Three Came Home-Incredibly taut drama based on a memoir stars Claudette Colbert as an American woman held hostage in a Japanese internment camp during WWII. It was while filming this that Claudette suffered the injury to her back that made her drop out of All About Eve.

The Asphalt Jungle
The Baron of Arizona
Cage of Gold
Captain Carey, U.S.A.
Captain China
Dance Hall
Dark City
Double Deal
Edge of Doom
Father is a Bachelor
Father of the Bride
The File on Thelma Jordan
For Heaven’s Sake
The Fuller Brush Girl
Gun Crazy
Gunman in the Streets
Hunt the Man Down
I’ll Get By
Kiss Tomorrow Goodbye
The Lawless
The Men
My Blue Heaven
Night and the City
Once a Thief
One Way Street
Paid in Full
The Second Face
Seven Days to Noon
711 Ocean Drive
Shadow on the Wall
Stage Fright
The Sun Sets at Dawn
Tea for Two
Treasure Island
Union Station
Wabash Avenue
Where the Sidewalk Ends
Woman on the Run
Young Man with a Horn

I know it seems as if I’ve listed every film made this year but I haven’t by a long shot. It was just an extremely strong year.

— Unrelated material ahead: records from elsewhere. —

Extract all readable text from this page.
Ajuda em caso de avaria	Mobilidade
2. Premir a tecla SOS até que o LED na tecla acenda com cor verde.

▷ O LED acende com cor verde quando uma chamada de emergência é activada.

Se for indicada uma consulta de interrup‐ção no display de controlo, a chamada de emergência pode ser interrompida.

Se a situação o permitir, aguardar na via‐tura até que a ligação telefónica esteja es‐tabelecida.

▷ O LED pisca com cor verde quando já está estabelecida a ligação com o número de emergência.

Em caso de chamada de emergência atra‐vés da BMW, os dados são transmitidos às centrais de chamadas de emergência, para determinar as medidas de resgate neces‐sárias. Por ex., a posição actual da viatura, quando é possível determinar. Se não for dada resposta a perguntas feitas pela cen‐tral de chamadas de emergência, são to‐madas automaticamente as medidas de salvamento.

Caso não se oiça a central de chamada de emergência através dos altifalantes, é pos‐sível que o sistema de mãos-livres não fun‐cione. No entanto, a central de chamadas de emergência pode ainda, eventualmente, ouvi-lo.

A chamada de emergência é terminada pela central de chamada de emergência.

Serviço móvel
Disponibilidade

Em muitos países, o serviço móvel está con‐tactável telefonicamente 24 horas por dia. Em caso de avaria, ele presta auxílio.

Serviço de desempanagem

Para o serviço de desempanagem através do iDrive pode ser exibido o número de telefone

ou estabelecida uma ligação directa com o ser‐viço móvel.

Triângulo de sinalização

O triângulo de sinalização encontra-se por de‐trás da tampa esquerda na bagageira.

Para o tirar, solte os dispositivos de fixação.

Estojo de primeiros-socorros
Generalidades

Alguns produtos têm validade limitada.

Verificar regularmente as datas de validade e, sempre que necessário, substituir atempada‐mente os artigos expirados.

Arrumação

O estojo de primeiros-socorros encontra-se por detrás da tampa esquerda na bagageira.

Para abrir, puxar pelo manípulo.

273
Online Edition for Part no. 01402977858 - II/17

Oh and by the way though I think that picture of Gable, Stanwyck and the others is hysterical To Please a Lady is one of the worst films either of them ever made so don’t feel like you’re missing a thing not having seen it!

Anonymous said...

Love All About Eve, Sunset Boulevard, Stage Fright and Born Yesterday. Don't totally get the hype about Rashomon. Didn't really enjoy Harvey.

Anonymous said...

Don't bother with Annie Get Your Gun. Betty Hutton is embarrassing—so bad, the dances are awful when not offensive and the ending is an insult. And what happens to the dozen siblings Annie was responsible for? All those wonderful songs redeem the enterprise just barely.

If only Judy could have held herself together for just one more movie...!

BTW, have you noticed how gene kelly always has better relationships with his male friends than his love interest? One gets the impression that he really doesn't like women.